In June, the bull market for U.S. stocks appeared to pause as investors turned their attention to geopolitics. A government investigation into alleged Russian meddling in last fall's U.S. presidential election and any potential involvement by President Trump's campaign caused a fair amount of angst among investors, as did leaks of classified information to the media.
While that intrigue played out, market sentiment became somewhat subdued as investors began to assess the possibility that the Trump administration's pro-growth proposals to reform taxes and cut government red tape could be put on hold amid the probe into election meddling. As we see it, President Trump's agenda remains intact, and recent developments represent only a temporary delay in the agenda's implementation, rather than a change in direction.
In our view, the U.S. economy remains fundamentally solid, with the U.S. consumer in excellent condition, supported by strong employment and steady wage growth. The balance sheet of the average American household appears to be sound, and recent data on the housing market has been encouraging. Crucially, the U.S. banking system appears to be in good shape; capitalization levels are healthy, while overall loan growth has remained steady.1 Taken together, these factors suggest to us that the equity market is likely to snap back into growth mode once current uncertainties recede.
At the sector level, we continue to view financials and industrials positively, and, from a valuation perspective, we believe the pause in the equity market's recent gains created windows of opportunity for astute investors. We've also maintained our broadly favorable view of consumer discretionary, as we believe this sector will continue to receive ample support from a strong macroeconomic backdrop.

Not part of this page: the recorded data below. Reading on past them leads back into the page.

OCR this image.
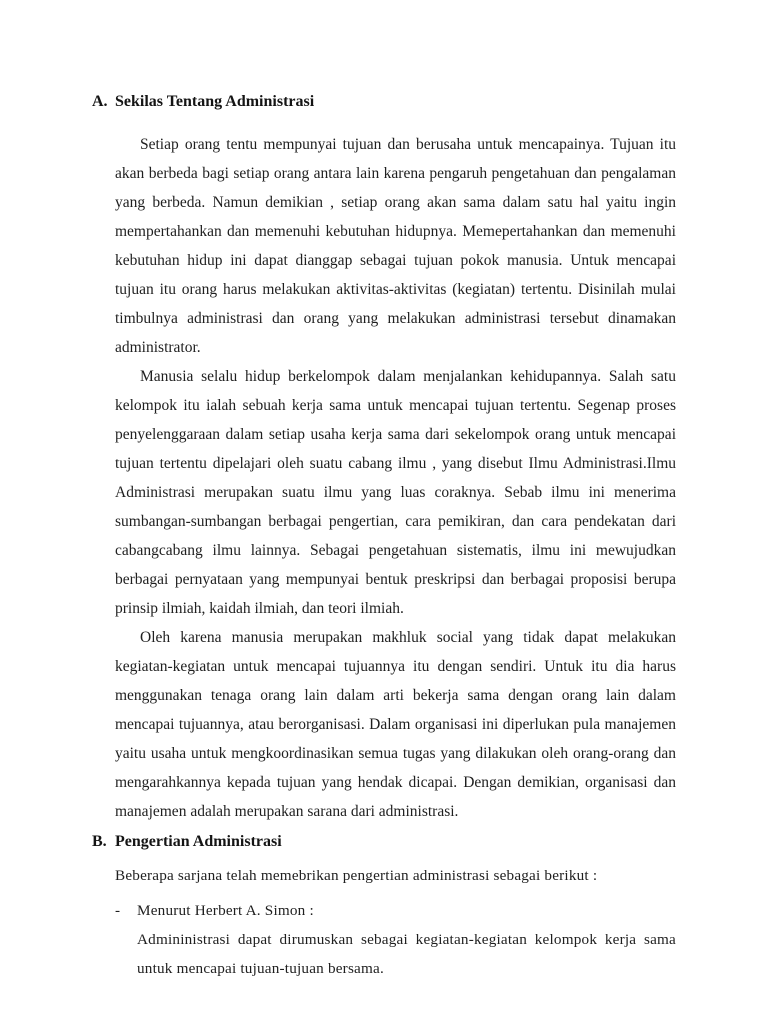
A. Sekilas Tentang Administrasi

Setiap orang tentu mempunyai tujuan dan berusaha untuk mencapainya. Tujuan itu akan berbeda bagi setiap orang antara lain karena pengaruh pengetahuan dan pengalaman yang berbeda. Namun demikian , setiap orang akan sama dalam satu hal yaitu ingin mempertahankan dan memenuhi kebutuhan hidupnya. Memepertahankan dan memenuhi kebutuhan hidup ini dapat dianggap sebagai tujuan pokok manusia. Untuk mencapai tujuan itu orang harus melakukan aktivitas-aktivitas (kegiatan) tertentu. Disinilah mulai timbulnya administrasi dan orang yang melakukan administrasi tersebut dinamakan administrator.

Manusia selalu hidup berkelompok dalam menjalankan kehidupannya. Salah satu kelompok itu ialah sebuah kerja sama untuk mencapai tujuan tertentu. Segenap proses penyelenggaraan dalam setiap usaha kerja sama dari sekelompok orang untuk mencapai tujuan tertentu dipelajari oleh suatu cabang ilmu , yang disebut Ilmu Administrasi.Ilmu Administrasi merupakan suatu ilmu yang luas coraknya. Sebab ilmu ini menerima sumbangan-sumbangan berbagai pengertian, cara pemikiran, dan cara pendekatan dari cabangcabang ilmu lainnya. Sebagai pengetahuan sistematis, ilmu ini mewujudkan berbagai pernyataan yang mempunyai bentuk preskripsi dan berbagai proposisi berupa prinsip ilmiah, kaidah ilmiah, dan teori ilmiah.

Oleh karena manusia merupakan makhluk social yang tidak dapat melakukan kegiatan-kegiatan untuk mencapai tujuannya itu dengan sendiri. Untuk itu dia harus menggunakan tenaga orang lain dalam arti bekerja sama dengan orang lain dalam mencapai tujuannya, atau berorganisasi. Dalam organisasi ini diperlukan pula manajemen yaitu usaha untuk mengkoordinasikan semua tugas yang dilakukan oleh orang-orang dan mengarahkannya kepada tujuan yang hendak dicapai. Dengan demikian, organisasi dan manajemen adalah merupakan sarana dari administrasi.

B. Pengertian Administrasi

Beberapa sarjana telah memebrikan pengertian administrasi sebagai berikut :

- Menurut Herbert A. Simon :

Admininistrasi dapat dirumuskan sebagai kegiatan-kegiatan kelompok kerja sama untuk mencapai tujuan-tujuan bersama.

As for the broad market, equity valuation levels have recently attracted plenty of attention, as U.S. valuations climbed from a price-to-earnings ratio of about 12 in 2008 to around 18 at the end of 2016.2 In our view, much of this increase was fueled by the implementation of accommodative monetary policies in recent years. We view monetary policy as having been the key catalyst during the first part of the bull market that began in March 2009. That phase appears to have ended, and we're entering a second stage that we expect will be powered by earnings growth. The results of the recently completed first-quarter earnings season support our view, as net income among large-cap U.S. companies grew 13.5% from the previous year's first quarter, exceeding analysts' expectations of about 8.0% growth prior to earnings season.3 We expect this positive earnings momentum to continue.
That said, as long-term fundamental investors, we seek to avoid being distracted by short-term market movements and try to focus instead on quality companies with competitive advantages and attractive valuations. We view these elements of our investment approach as particularly important within the current environment.
Looking ahead, we'll be monitoring whether President Trump's administration manages to make progress in Washington, as its ability to push its agenda forward will have a material bearing on market sentiment. There's a lot of white noise at the moment, and this has been a source of distraction for investors.
1 FDIC Quarterly Banking Profile, FDIC, as of 5/24/17. 2 FactSet, 2017. 3 FactSet, as of 5/31/17.